Plot gold and silver price as well as gold/silver ratio to observe the impact of recessions

In [57]:
plt.style.use('bmh')
plt.figure(figsize=(15,10))
plt.subplots_adjust(hspace=0.5)

titles = ["Gold performance during recessions", 
          "Silver performance during recessions", 
          "Gold/Silver ratio performance during recessions"]

columns = ['price_gold', 'price_silver', 'ratio']

for i, (title, col) in enumerate(zip(titles, columns), 1):
    plt.subplot(3, 1, i)
    plt.plot(df_imputed[col], label=col)
    plt.title(title)
    plt.legend()

    for r in rec_periods:
        plt.axvspan(r[0], r[1], color='green', alpha=0.4)

plt.show()

Remarks: Green-shaded periods represent recessions in the USA.

Summary¶

Based on the data collected from investing.com website, the analysis of Gold and Silver performance was conducted. The analysis showed that Gold slightly outperformed Silver within the analysed period (1995-2025). What is more, the standard deviation of Silver's returns is significantly larger what makes silver more risky investment. The biggest drawdown took place on 2020-03-18 (covid crush). It was 75%-drop from the peak in 2011! Gold's biggest drawdown was 44% and it took place on 2015-12-17.

However, further analysis showed that at the time of the analysis (2025-02) the Gold/Silver ratio is at relatively high levels (historically) what could suggest it will drop in the near future.
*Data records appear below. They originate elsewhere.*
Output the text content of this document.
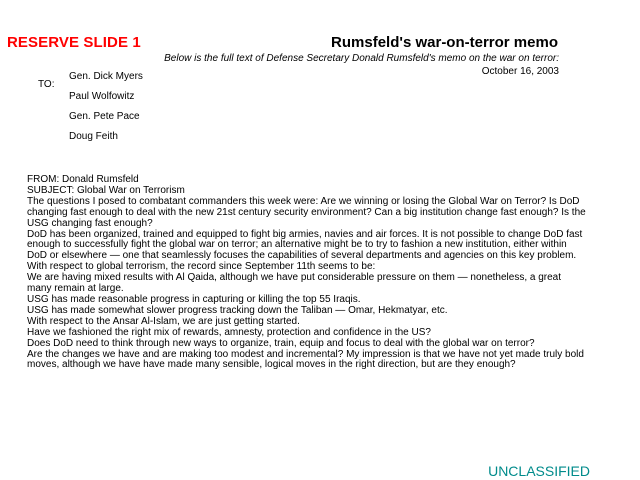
RESERVE SLIDE 1	Rumsfeld's war-on-terror memo
Below is the full text of Defense Secretary Donald Rumsfeld's memo on the war on terror:
October 16, 2003
TO:
Gen. Dick Myers
Paul Wolfowitz
Gen. Pete Pace
Doug Feith

FROM: Donald Rumsfeld

SUBJECT: Global War on Terrorism

The questions I posed to combatant commanders this week were: Are we winning or losing the Global War on Terror? Is DoD changing fast enough to deal with the new 21st century security environment? Can a big institution change fast enough? Is the USG changing fast enough?

DoD has been organized, trained and equipped to fight big armies, navies and air forces. It is not possible to change DoD fast enough to successfully fight the global war on terror; an alternative might be to try to fashion a new institution, either within DoD or elsewhere — one that seamlessly focuses the capabilities of several departments and agencies on this key problem.

With respect to global terrorism, the record since September 11th seems to be:

We are having mixed results with Al Qaida, although we have put considerable pressure on them — nonetheless, a great many remain at large.

USG has made reasonable progress in capturing or killing the top 55 Iraqis.

USG has made somewhat slower progress tracking down the Taliban — Omar, Hekmatyar, etc.

With respect to the Ansar Al-Islam, we are just getting started.

Have we fashioned the right mix of rewards, amnesty, protection and confidence in the US?

Does DoD need to think through new ways to organize, train, equip and focus to deal with the global war on terror?

Are the changes we have and are making too modest and incremental? My impression is that we have not yet made truly bold moves, although we have have made many sensible, logical moves in the right direction, but are they enough?

UNCLASSIFIED
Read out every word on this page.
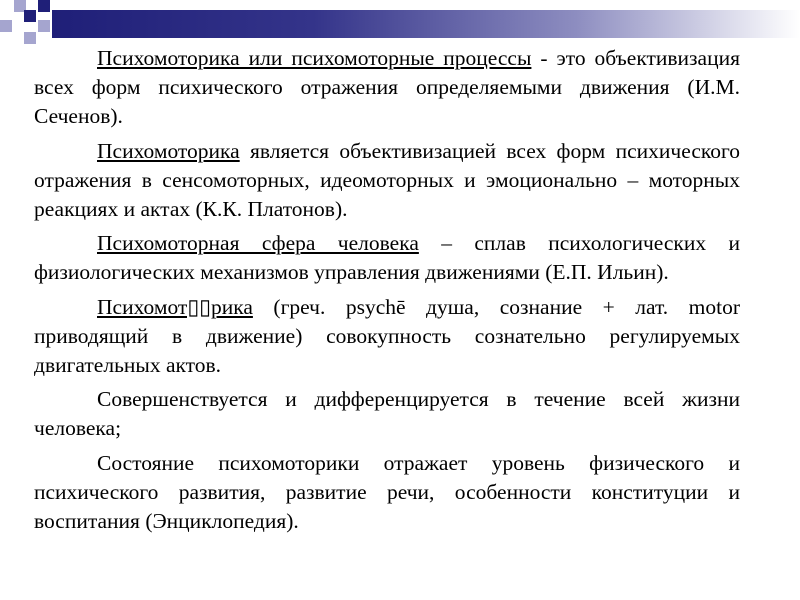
Психомоторика или психомоторные процессы - это объективизация всех форм психического отражения определяемыми движения (И.М. Сеченов).

Психомоторика является объективизацией всех форм психического отражения в сенсомоторных, идеомоторных и эмоционально – моторных реакциях и актах (К.К. Платонов).

Психомоторная сфера человека – сплав психологических и физиологических механизмов управления движениями (Е.П. Ильин).

Психомот▯▯рика (греч. psychē душа, сознание + лат. motor приводящий в движение) совокупность сознательно регулируемых двигательных актов.

Совершенствуется и дифференцируется в течение всей жизни человека;

Состояние психомоторики отражает уровень физического и психического развития, развитие речи, особенности конституции и воспитания (Энциклопедия).
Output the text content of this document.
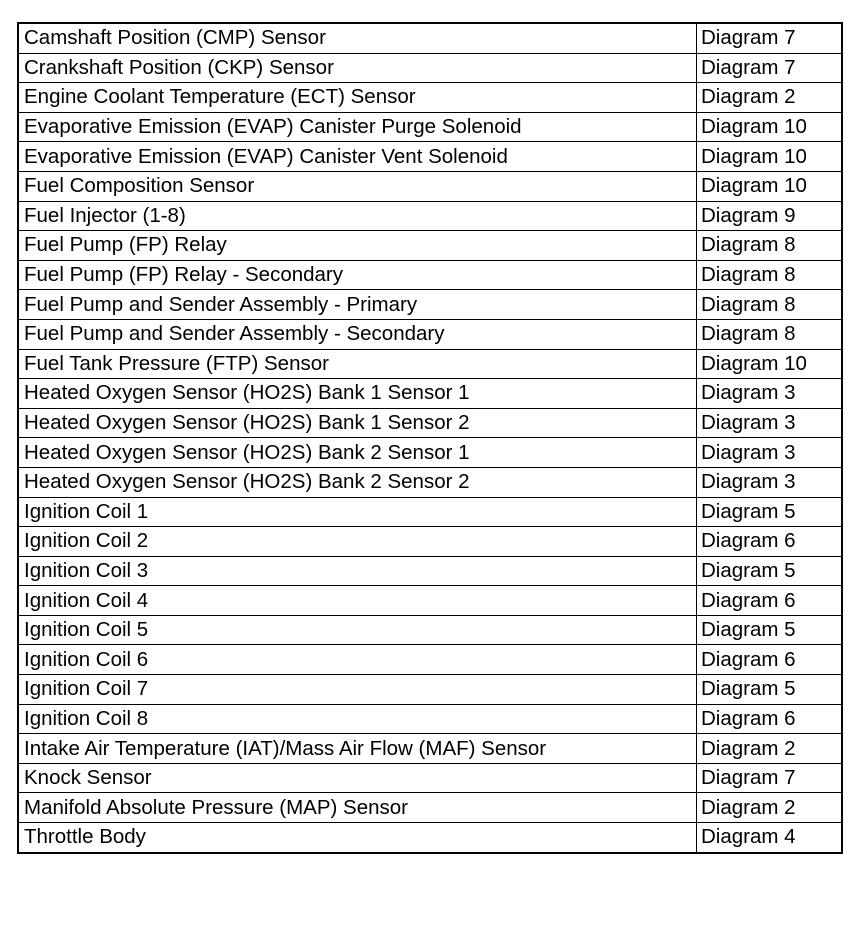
Camshaft Position (CMP) Sensor	Diagram 7
Crankshaft Position (CKP) Sensor	Diagram 7
Engine Coolant Temperature (ECT) Sensor	Diagram 2
Evaporative Emission (EVAP) Canister Purge Solenoid	Diagram 10
Evaporative Emission (EVAP) Canister Vent Solenoid	Diagram 10
Fuel Composition Sensor	Diagram 10
Fuel Injector (1-8)	Diagram 9
Fuel Pump (FP) Relay	Diagram 8
Fuel Pump (FP) Relay - Secondary	Diagram 8
Fuel Pump and Sender Assembly - Primary	Diagram 8
Fuel Pump and Sender Assembly - Secondary	Diagram 8
Fuel Tank Pressure (FTP) Sensor	Diagram 10
Heated Oxygen Sensor (HO2S) Bank 1 Sensor 1	Diagram 3
Heated Oxygen Sensor (HO2S) Bank 1 Sensor 2	Diagram 3
Heated Oxygen Sensor (HO2S) Bank 2 Sensor 1	Diagram 3
Heated Oxygen Sensor (HO2S) Bank 2 Sensor 2	Diagram 3
Ignition Coil 1	Diagram 5
Ignition Coil 2	Diagram 6
Ignition Coil 3	Diagram 5
Ignition Coil 4	Diagram 6
Ignition Coil 5	Diagram 5
Ignition Coil 6	Diagram 6
Ignition Coil 7	Diagram 5
Ignition Coil 8	Diagram 6
Intake Air Temperature (IAT)/Mass Air Flow (MAF) Sensor	Diagram 2
Knock Sensor	Diagram 7
Manifold Absolute Pressure (MAP) Sensor	Diagram 2
Throttle Body	Diagram 4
If so, silver could catch up a little bit or even outperform Gold. Finally, data regarding recession periods in the USA was collected from FRED API (Federal Reserve Economic Data) and used to visualize the performance of both metals during recession. Within analyzed period there were 3 recessions. In all 3 cases gold/silver ratio increased significantly.